A smoky fire broke out aboard an empty Japan Airlines 787 Dreamliner in Boston on Monday in the latest glitch for the much-heralded Boeing model.
The Japan Airlines plane, which had arrived at Logan Airport from Tokyo at 10 a.m., was being prepared for a noon departure at a gate when a maintenance worker noticed smoke and called emergency crews.
"Upon arrival, we observed a heavy smoke condition in the entire cabin," said Bob Donahue, chief of the Massport Fire Rescue Department. "We found a fire condition about midship in the avionics compartment underneath. We advanced an aggressive, offensive fire attack."
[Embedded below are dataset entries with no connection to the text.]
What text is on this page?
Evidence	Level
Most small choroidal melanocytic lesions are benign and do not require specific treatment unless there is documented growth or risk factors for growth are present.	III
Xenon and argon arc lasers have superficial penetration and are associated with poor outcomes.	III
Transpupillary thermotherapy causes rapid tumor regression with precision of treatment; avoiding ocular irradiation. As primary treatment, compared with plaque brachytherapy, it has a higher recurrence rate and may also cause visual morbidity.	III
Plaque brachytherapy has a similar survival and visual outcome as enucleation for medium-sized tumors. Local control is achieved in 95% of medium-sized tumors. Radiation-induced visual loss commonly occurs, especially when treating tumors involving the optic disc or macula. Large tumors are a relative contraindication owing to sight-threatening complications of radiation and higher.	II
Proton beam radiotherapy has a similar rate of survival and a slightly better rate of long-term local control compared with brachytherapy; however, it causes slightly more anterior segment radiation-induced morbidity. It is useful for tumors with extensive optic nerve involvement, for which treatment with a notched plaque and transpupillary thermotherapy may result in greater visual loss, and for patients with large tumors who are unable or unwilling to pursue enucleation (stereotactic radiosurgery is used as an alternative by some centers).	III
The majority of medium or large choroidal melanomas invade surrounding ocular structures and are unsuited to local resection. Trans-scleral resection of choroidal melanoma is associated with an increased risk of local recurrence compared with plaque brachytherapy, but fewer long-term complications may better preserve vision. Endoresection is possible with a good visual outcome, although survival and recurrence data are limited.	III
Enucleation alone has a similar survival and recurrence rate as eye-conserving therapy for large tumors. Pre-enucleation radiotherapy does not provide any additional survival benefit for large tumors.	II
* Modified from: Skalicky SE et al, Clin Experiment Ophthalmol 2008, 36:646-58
Batteries used to start the auxiliary power unit, which provides electricity for ground operations, are located in the small area in the belly of the plane.
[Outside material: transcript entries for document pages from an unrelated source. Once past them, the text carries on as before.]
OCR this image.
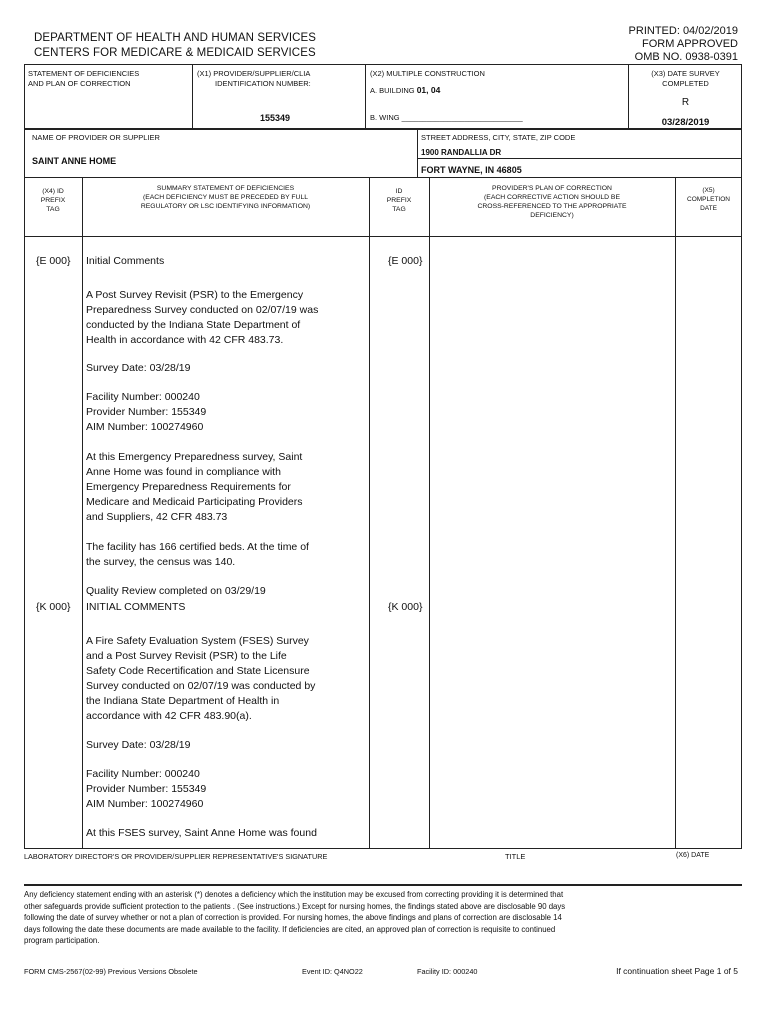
DEPARTMENT OF HEALTH AND HUMAN SERVICES
CENTERS FOR MEDICARE & MEDICAID SERVICES
PRINTED: 04/02/2019
FORM APPROVED
OMB NO. 0938-0391
STATEMENT OF DEFICIENCIES
AND PLAN OF CORRECTION
(X1) PROVIDER/SUPPLIER/CLIA
IDENTIFICATION NUMBER:
155349
(X2) MULTIPLE CONSTRUCTION
A. BUILDING 01, 04
B. WING _____________________________
(X3) DATE SURVEY
COMPLETED
R
03/28/2019
NAME OF PROVIDER OR SUPPLIER
SAINT ANNE HOME
STREET ADDRESS, CITY, STATE, ZIP CODE
1900 RANDALLIA DR
FORT WAYNE, IN 46805
(X4) ID
PREFIX
TAG
SUMMARY STATEMENT OF DEFICIENCIES
(EACH DEFICIENCY MUST BE PRECEDED BY FULL
REGULATORY OR LSC IDENTIFYING INFORMATION)
ID
PREFIX
TAG
PROVIDER'S PLAN OF CORRECTION
(EACH CORRECTIVE ACTION SHOULD BE
CROSS-REFERENCED TO THE APPROPRIATE
DEFICIENCY)
(X5)
COMPLETION
DATE
{E 000}	{E 000}
Initial Comments
A Post Survey Revisit (PSR) to the Emergency
Preparedness Survey conducted on 02/07/19 was
conducted by the Indiana State Department of
Health in accordance with 42 CFR 483.73.
Survey Date: 03/28/19
Facility Number: 000240
Provider Number: 155349
AIM Number: 100274960
At this Emergency Preparedness survey, Saint
Anne Home was found in compliance with
Emergency Preparedness Requirements for
Medicare and Medicaid Participating Providers
and Suppliers, 42 CFR 483.73
The facility has 166 certified beds. At the time of
the survey, the census was 140.
Quality Review completed on 03/29/19
{K 000}	{K 000}
INITIAL COMMENTS
A Fire Safety Evaluation System (FSES) Survey
and a Post Survey Revisit (PSR) to the Life
Safety Code Recertification and State Licensure
Survey conducted on 02/07/19 was conducted by
the Indiana State Department of Health in
accordance with 42 CFR 483.90(a).
Survey Date: 03/28/19
Facility Number: 000240
Provider Number: 155349
AIM Number: 100274960
At this FSES survey, Saint Anne Home was found
LABORATORY DIRECTOR'S OR PROVIDER/SUPPLIER REPRESENTATIVE'S SIGNATURE	TITLE	(X6) DATE
Any deficiency statement ending with an asterisk (*) denotes a deficiency which the institution may be excused from correcting providing it is determined that
other safeguards provide sufficient protection to the patients . (See instructions.) Except for nursing homes, the findings stated above are disclosable 90 days
following the date of survey whether or not a plan of correction is provided. For nursing homes, the above findings and plans of correction are disclosable 14
days following the date these documents are made available to the facility. If deficiencies are cited, an approved plan of correction is requisite to continued
program participation.
FORM CMS-2567(02-99) Previous Versions Obsolete	Event ID: Q4NO22	Facility ID: 000240	If continuation sheet Page 1 of 5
"We did have a flare-up. There was a small explosion -- one of the batteries -- and we again went in with a secondary attack and were again able to knock it down," Donahue said.
Japan Airlines confirmed the cause of the fire in a news release. It said 172 passengers and 11 crew members had been on the plane. Everyone had disembarked when the fire was discovered, the airline said.
One firefighter had a skin irritation from the material used to put the fire out, but no one else was injured.
Donahue says it's not likely this could have happened during flight when the auxiliary power unit was not in use.
"This is an extremely serious situation," Kevin Hiatt, a former pilot and vice president with the Flight Safety Foundation, told CNN. "If there is any problem I think you will see something come out very shortly."
Monday's incident is not the first mechanical problem for the 787 series, which was delivered to airlines starting in 2011 after years of manufacturing delays and cost overruns. The JAL plane was delivered in December.
In 2010, fire caused a 787 test flight to lose primary electrical power while flying from Yuma, Arizona, to Laredo, Texas. It landed safely using backup systems and the 42 people aboard evacuated using emergency slides.
An engine failed during tests on the ground in South Carolina in July 2012 and inspectors found a similar problem on another aircraft in September.
In December, another relatively new 787 operated by United Airlines diverted safely to New Orleans after experiencing mechanical problems.
"The 787, being a new airplane, does have teething problems," John Goglia, a former member of the National Transportation Safety Board, told CNN.
Goglia, a former airline mechanic, said it is common for new planes to have "these kinds of problems."
While serious, Hiatt did not think these issues are a sign of larger concerns with the 787 program.
"There does not appear to be a common thread in the problems the planes have seen," he told CNN. "If they had another situation, a fire, that was in that same locality you'd start to say yes, we've got something else that is going on."
Boeing said it was investigating the incident and noted it was too early to draw any parallels.
"We need to give our technical teams time to really understand the event," Lori Gunter, spokeswoman for the 787 program, said in a statement.
"Anything offered now would be speculation and likely incorrect. It's just too early to make comparisons to other events or to draw conclusions."